The weather was just as Mr. Roth had described it to me. It was cold and dreary. A mixture of rain and snow fell on us as we walked from the car. The camp, a museum since 1947, opened at 8:00 a.m. The government official was keen that we finish our business before the gates opened. He wasn’t mean-spirited about it, just nervous. I got the sense that what Steven and I were doing wasn’t standard operating procedure. Our guide was crestfallen, but he needn’t have worried. No matter how many newsreels, movies, or documentaries you’ve seen, no matter how many books you’ve read, no matter what you know or what you think you know about the Holocaust, being at Auschwitz, even for a few minutes, changes you. But as hard as it was for me to be there, it was much worse for Steven. For the sins visited upon his father had lived on to be visited upon him. There were victims of the Holocaust yet to be born.
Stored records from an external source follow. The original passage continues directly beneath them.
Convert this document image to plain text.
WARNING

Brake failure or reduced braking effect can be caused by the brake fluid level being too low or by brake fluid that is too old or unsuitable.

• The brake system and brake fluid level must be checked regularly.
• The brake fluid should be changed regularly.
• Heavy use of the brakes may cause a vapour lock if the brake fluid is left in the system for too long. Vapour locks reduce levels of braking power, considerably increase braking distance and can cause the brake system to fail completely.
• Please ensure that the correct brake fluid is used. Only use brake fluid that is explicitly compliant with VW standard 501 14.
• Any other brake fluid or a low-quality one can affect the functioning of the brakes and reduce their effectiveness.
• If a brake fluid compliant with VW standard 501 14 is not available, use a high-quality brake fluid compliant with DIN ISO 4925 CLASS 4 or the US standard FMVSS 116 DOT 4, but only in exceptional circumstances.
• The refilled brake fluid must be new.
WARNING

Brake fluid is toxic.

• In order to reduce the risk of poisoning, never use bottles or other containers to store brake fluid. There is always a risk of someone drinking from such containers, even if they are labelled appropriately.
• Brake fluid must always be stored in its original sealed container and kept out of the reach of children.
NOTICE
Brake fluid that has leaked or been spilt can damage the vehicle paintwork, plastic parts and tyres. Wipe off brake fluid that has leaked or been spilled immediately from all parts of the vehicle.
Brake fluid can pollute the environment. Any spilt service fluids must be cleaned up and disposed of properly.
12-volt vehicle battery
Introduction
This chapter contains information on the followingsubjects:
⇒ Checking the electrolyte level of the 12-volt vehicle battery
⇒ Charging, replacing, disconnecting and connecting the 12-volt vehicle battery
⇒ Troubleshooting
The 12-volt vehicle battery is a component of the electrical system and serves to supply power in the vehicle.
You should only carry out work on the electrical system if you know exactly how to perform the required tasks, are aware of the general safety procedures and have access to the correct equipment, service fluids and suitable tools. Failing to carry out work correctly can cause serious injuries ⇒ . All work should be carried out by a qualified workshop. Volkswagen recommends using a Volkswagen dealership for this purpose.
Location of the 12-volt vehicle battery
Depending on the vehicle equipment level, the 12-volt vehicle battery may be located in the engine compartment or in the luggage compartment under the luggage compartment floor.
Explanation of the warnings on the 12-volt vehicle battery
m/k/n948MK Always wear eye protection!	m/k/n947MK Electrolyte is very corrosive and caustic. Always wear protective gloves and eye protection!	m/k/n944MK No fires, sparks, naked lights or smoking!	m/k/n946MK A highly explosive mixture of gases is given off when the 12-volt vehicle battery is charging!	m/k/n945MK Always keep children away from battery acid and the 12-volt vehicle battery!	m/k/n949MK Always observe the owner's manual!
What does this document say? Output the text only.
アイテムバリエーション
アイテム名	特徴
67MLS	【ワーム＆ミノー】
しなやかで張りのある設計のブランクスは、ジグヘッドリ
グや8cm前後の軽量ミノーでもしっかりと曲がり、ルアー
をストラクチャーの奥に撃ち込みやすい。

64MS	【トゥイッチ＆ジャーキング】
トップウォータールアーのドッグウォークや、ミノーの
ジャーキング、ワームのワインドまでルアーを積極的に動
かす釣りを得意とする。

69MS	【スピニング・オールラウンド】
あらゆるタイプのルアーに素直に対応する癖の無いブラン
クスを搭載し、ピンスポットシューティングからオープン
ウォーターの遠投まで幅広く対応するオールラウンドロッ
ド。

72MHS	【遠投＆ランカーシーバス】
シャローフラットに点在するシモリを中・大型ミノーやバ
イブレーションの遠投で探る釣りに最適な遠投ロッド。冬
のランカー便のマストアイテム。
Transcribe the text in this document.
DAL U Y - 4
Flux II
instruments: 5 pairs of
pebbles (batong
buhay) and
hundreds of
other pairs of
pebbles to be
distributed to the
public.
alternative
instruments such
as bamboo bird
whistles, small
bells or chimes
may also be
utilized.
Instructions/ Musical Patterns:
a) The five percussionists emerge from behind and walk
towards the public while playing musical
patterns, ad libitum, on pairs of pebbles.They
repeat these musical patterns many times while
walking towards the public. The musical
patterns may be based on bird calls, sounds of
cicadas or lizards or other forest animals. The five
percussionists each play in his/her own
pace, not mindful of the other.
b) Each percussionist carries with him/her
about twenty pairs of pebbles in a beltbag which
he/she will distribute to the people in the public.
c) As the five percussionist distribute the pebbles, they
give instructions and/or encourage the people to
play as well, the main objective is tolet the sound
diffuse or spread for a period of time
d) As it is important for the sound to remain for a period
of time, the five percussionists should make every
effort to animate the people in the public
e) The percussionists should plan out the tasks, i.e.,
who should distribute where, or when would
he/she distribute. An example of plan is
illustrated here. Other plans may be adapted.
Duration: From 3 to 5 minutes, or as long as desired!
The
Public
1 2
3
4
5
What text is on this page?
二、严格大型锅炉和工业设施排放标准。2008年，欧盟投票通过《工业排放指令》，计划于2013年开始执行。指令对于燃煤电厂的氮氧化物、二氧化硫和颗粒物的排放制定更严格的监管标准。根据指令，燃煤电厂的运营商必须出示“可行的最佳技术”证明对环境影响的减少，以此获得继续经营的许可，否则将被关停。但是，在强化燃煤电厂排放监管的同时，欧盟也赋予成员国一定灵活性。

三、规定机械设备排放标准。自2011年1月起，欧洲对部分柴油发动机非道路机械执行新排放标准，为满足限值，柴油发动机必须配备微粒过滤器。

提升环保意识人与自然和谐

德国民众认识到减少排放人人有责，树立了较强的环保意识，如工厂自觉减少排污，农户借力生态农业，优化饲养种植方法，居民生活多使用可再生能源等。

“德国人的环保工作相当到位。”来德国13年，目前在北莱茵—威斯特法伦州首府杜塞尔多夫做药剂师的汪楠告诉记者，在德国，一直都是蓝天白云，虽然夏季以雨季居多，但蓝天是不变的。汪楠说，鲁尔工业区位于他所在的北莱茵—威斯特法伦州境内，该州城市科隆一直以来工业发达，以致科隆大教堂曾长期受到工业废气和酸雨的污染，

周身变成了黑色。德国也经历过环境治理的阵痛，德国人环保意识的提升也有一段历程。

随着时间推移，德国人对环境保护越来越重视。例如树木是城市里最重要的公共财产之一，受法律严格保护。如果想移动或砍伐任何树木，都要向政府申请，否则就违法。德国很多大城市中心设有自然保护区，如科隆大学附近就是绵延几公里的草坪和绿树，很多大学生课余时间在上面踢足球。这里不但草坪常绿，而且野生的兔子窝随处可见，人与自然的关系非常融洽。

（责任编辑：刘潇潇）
We explained to our guide what we were looking for and he said he knew just such a place. He walked us over to the spot. It’s hard to say that one frozen patch of snow-covered earth is better than another, but for our purposes this patch of earth seemed well chosen. We asked the guide and the government man to excuse us. After they left us, Steven and I spread handfuls of Israel Roth’s ashes onto the slippery ground. When there was nothing left in the urn, I took a card out of my coat pocket and began to recite Kaddish, the mourner’s prayer. “ Yis-ga-dal v’yis-ka-dash sh’may ra-bo, B’ol-mo dee-v’ro…”
As I read off the card, Steven Roth joined in. He didn’t need the card. After finishing the prayer and saying our amens, I held Steven’s hands in mine.
“Kaddish and ashes, it’s what he wanted,” I said. “I guess part of him never left this place.”
“Part of us will never leave here either.”
Who was I to argue?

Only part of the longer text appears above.